Geçtiğimiz ay kaybettiğimiz işçilerin 6’sı çocuktu. Dörtte biri 18-25 yaş arasında çalışan gençlerdi. 12 işçi ise 65 yaş üstüydü. Çocuklarımız, gençlerimiz, yaşlılarımız yoksulluk ve iş cinayetleri cenderesi altındalar. Oysa çocuklarımızın, gençlerimizin işyerinde değil, eğitim kurumlarında olması, yaşlılarımızın emeklilik dönemini çalışarak değil, huzurla geçirmeleri gerekir. Acilen sosyal devlet politikalarının hayata geçirilmesi gerekmektedir.

İş cinayetleri önlenebilir. Bunun için;

İşçi sağlığı ve iş güvenliği, kamusal bir anlayışla yeniden ele alınmalı; piyasa temelli kanun ve yönetmelikler değiştirilmelidir. Bu kanun ve yönetmelikler sendikayla beraber sağlık, güvenlik ve çevre ile ilgili faaliyet sürdüren meslek oda ve birlikleri ile üniversitelerle birlikte hayata geçirilmelidir.

İşyerlerindeki iç denetimler, işverenlerden maaş alan ve onlara bağlı olan kişiler tarafından yapılmamalıdır. İşyeri hekimleri ve iş güvenliği uzmanlarının ücretleri, sendikalar ve meslek örgütleri tarafından denetlenen bir devlet fonu ile karşılanmalıdır.

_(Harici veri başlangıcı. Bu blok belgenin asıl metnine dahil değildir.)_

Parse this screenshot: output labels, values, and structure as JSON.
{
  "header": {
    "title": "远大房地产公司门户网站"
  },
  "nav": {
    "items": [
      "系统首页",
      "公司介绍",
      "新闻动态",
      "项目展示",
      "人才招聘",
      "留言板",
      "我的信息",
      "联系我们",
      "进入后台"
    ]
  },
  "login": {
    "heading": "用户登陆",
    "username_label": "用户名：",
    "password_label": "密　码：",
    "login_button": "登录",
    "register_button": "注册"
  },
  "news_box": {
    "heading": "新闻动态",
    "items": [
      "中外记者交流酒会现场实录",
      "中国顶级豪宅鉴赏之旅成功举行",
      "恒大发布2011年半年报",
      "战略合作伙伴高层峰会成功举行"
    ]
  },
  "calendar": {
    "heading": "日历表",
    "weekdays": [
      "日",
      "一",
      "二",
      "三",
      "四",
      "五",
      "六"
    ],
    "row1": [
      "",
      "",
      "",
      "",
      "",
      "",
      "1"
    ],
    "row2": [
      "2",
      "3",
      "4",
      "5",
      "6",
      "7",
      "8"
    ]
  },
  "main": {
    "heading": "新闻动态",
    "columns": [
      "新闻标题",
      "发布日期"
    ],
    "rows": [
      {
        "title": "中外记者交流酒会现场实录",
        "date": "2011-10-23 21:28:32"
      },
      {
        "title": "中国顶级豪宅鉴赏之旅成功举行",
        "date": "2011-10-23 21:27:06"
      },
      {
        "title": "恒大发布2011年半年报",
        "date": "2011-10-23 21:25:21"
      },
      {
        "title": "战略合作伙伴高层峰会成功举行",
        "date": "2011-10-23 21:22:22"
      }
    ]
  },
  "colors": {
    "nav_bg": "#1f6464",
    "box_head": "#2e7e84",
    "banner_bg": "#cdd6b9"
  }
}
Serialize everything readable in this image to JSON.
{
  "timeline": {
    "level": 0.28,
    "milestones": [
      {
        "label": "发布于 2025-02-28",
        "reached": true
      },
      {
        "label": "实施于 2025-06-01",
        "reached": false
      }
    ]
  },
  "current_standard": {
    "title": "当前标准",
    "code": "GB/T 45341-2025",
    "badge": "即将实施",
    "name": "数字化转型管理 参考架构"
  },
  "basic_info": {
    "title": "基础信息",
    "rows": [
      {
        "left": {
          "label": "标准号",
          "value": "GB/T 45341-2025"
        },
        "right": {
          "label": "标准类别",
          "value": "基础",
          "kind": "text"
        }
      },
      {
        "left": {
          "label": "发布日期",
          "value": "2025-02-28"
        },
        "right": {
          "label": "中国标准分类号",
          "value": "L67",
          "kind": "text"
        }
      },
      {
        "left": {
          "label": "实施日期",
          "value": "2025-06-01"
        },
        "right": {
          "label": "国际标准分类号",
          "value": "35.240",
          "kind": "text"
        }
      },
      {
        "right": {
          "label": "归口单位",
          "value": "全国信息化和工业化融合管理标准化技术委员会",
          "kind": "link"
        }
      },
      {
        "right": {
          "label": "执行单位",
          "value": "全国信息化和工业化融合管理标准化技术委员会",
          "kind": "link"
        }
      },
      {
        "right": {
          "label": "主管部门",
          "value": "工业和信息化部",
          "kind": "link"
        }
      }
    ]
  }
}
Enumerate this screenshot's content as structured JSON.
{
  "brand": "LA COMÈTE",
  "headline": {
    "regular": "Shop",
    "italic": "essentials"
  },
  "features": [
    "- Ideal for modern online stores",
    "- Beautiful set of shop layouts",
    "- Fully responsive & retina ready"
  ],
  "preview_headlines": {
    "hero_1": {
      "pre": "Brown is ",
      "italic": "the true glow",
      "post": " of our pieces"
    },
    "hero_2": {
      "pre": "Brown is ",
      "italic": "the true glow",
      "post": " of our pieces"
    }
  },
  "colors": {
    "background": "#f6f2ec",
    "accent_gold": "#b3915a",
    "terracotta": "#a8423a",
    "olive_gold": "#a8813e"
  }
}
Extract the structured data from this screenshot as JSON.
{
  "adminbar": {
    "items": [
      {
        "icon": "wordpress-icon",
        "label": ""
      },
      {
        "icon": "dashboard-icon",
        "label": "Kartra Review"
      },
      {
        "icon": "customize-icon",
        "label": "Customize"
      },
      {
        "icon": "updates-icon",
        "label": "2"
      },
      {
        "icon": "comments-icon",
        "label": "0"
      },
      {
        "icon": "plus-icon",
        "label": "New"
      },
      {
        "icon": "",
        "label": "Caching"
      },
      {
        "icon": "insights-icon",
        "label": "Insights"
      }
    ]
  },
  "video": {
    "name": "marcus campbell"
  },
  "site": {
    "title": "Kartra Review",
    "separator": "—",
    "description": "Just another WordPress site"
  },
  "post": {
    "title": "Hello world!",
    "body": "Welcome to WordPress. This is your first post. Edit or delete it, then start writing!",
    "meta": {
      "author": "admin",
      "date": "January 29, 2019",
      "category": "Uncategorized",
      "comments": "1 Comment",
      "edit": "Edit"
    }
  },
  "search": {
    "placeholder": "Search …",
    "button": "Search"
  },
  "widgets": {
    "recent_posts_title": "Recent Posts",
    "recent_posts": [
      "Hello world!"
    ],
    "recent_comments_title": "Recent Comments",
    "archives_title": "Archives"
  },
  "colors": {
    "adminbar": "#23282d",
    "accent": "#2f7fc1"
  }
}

Dış denetim yapan bakanlıkların müfettiş, uzman sayısı yetersizliği giderilerek, etkin ve sürekli bir dış denetim uygulanmalıdır. Alınması gereken önlemleri almayan ve denetimleri engelleyen işverenlere caydırıcı ağır cezalar getirilmelidir.

Çalışırken ölmeyeceğimiz, insanca çalışıp yaşayacağımız, sağlıklı ve güvenli çalışma koşulları için mücadelemizi büyüterek sürdüreceğiz.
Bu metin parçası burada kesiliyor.